The music started and my heart was pounding so loud, I was positive he could hear it across the room. The first words came out soft, but clear, and if not perfect, better than I had ever sung before.
I will never forget his expression with just those first notes. It was happiness, some surprise, and pride. With every word my voice got stronger, louder, and clearer. He was jumping around in the aisle, so excited for me. In that moment I realized that I might be capable of so many things that I had thought impossible, if I could just believe in myself. It was an incredibly powerful moment in my life.
When I hit the last note, Mr. Kirkman asked me, with great exuberance, What are you going to do if they offer you the lead? I giggled and found myself dancing around in place.
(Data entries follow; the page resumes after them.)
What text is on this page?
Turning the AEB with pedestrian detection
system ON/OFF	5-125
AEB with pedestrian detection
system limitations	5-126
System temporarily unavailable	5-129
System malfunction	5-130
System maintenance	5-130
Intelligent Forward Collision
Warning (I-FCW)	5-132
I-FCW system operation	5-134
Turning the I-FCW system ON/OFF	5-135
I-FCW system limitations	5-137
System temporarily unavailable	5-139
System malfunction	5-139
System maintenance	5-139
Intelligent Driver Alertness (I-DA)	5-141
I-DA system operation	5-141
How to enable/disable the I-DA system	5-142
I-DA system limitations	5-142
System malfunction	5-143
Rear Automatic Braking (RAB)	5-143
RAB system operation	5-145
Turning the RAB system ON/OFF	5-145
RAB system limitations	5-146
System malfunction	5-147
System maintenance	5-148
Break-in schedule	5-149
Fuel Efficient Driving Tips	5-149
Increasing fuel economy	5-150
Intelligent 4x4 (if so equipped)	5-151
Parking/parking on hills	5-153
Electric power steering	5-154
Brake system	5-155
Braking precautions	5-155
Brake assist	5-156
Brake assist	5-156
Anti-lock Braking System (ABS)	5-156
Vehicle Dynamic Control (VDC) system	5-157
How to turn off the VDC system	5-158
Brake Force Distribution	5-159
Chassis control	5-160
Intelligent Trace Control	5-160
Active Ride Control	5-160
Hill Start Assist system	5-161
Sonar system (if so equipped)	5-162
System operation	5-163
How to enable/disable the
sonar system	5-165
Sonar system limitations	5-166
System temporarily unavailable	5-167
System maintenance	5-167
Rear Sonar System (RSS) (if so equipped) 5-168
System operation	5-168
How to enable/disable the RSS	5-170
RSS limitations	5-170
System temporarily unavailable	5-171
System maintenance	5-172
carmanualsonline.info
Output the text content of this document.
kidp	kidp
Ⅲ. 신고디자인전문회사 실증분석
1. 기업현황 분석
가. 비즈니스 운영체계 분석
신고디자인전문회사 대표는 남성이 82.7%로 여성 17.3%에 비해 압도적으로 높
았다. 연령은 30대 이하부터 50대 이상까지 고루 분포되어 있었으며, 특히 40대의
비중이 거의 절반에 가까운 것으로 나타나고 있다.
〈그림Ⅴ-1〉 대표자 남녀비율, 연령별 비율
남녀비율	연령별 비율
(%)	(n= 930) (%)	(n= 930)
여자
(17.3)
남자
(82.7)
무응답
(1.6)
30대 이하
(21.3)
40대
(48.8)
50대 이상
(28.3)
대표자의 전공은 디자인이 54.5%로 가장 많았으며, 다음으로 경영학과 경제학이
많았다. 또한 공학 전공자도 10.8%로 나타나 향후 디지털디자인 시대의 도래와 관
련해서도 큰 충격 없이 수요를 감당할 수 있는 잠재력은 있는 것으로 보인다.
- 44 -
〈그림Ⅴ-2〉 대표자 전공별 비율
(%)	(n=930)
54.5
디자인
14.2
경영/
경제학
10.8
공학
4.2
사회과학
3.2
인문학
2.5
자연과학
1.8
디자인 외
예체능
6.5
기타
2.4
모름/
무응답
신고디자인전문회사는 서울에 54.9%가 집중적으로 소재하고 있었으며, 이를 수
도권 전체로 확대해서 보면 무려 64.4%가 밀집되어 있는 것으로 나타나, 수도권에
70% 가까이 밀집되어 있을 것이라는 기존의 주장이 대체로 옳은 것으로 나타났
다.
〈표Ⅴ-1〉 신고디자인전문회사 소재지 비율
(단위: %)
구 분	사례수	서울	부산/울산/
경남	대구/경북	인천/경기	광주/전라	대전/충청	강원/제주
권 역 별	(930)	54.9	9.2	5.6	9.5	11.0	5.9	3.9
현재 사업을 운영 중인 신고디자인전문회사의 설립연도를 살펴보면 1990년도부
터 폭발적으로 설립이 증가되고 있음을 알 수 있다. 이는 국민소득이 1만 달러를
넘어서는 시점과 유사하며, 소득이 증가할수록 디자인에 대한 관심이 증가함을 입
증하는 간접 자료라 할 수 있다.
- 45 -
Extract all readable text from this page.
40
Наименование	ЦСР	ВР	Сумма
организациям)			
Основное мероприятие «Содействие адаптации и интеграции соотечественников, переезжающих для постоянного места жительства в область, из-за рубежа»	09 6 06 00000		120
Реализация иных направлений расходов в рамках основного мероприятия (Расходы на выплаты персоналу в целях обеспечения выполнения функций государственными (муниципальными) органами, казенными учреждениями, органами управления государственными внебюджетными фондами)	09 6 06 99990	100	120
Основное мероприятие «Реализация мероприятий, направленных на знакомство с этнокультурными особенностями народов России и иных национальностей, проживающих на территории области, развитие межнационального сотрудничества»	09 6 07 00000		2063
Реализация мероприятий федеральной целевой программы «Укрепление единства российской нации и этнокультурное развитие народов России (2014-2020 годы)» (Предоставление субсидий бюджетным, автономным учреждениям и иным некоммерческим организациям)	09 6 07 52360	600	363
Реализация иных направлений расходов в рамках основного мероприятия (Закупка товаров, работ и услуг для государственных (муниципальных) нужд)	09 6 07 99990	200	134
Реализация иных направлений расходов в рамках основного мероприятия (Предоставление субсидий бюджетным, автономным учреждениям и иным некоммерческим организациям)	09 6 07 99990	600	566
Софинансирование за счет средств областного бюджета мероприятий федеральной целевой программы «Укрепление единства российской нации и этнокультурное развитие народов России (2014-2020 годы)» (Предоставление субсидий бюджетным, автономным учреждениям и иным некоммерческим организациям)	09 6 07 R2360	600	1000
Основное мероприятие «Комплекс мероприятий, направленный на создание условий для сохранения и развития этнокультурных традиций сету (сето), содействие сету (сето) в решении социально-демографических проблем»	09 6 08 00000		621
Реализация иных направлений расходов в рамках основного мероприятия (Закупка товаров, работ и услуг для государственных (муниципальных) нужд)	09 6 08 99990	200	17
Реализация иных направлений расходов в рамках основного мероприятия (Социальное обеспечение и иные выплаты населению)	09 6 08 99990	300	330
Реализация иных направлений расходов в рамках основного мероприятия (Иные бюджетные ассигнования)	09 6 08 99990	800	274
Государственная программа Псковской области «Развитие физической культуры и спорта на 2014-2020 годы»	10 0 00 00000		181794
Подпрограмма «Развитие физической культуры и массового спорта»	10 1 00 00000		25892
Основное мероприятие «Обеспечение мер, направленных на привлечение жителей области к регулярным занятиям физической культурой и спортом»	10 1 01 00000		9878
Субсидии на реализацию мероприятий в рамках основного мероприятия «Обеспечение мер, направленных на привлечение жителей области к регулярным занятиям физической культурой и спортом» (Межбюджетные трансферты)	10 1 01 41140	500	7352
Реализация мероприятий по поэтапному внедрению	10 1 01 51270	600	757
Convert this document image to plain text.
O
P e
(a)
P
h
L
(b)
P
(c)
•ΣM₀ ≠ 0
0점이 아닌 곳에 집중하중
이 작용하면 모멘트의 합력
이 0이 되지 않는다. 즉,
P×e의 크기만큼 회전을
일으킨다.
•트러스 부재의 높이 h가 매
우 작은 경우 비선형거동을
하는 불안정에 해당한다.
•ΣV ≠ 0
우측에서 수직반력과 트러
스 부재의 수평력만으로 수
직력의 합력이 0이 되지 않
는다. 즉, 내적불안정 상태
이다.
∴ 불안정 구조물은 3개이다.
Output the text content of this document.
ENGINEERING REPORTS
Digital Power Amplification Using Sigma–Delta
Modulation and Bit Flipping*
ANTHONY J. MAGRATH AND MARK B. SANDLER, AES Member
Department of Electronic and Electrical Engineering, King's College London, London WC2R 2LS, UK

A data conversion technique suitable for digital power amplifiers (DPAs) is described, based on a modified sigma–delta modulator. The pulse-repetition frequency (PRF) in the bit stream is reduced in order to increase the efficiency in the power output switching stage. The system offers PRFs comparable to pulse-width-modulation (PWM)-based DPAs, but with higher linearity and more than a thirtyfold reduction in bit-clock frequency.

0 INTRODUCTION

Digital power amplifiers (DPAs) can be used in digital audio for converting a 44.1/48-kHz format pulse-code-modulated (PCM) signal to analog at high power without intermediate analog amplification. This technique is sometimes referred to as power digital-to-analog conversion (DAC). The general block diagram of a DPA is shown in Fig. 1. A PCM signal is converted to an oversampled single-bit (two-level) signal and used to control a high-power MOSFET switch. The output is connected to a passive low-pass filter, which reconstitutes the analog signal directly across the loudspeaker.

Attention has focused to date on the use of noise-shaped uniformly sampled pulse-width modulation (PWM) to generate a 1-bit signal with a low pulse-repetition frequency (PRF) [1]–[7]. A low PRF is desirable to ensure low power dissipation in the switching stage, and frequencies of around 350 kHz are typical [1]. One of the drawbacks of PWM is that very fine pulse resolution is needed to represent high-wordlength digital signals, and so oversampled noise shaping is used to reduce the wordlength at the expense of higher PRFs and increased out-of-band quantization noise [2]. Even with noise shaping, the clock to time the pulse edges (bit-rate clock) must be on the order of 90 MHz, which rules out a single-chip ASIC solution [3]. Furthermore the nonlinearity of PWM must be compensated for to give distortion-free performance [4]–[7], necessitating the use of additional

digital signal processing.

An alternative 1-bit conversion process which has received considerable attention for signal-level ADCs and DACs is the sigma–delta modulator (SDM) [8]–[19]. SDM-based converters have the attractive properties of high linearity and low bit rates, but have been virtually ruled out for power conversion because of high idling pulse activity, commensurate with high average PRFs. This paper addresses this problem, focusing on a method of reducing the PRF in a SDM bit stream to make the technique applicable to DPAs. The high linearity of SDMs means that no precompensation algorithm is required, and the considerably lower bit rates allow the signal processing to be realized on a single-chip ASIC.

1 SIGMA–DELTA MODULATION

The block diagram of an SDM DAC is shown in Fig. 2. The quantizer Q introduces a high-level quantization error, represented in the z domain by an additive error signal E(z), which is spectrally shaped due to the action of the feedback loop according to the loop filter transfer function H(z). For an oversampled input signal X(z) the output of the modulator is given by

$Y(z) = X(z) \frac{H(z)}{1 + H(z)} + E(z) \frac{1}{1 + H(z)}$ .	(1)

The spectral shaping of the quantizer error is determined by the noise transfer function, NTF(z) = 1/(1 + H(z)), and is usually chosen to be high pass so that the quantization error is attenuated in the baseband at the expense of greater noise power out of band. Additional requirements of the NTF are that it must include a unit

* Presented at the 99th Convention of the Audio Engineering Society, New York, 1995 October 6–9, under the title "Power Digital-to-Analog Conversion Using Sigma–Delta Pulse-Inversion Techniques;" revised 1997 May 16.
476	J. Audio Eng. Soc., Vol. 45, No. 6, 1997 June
I answered him, I guess I’ll take it!
I did in fact get offered the lead in one musical that summer, and one of four lead roles in another.
The reason that moment-- when I found my voice-- was so important was not only because I learned I could sing and realized a dream. It was significant because this thing that I had grown to believe as a FACT for my whole life- that I could NOT sing- was reversed in a matter of weeks by someone believing in me, and making me believe in myself. I had this talent all along, and the ONLY thing holding me back was negative words I was taking to heart and turning into my own beliefs. My whole world got turned upside down that day. I suddenly realized that a million other things I thought were impossible for me might be within my grasp.
Mr. Kirkman and I remain in touch and friends to this day. And though I sense he knows some of the impact he has made on my life—I have thanked him for many things—I doubt he knows the full picture. With every note I sang on stage that summer, I found another piece of me. I would stand in the wings each night before a scene and have to pinch myself, that I- me!- was doing this amazing thing I never thought in a million years I could ever do.
And from then on and to this day, when I start to hear doubt creeping in my mind about something I want to try or do, I close my eyes and take myself back to that day in that high school theater, just as the music started, and I find my voice all over again.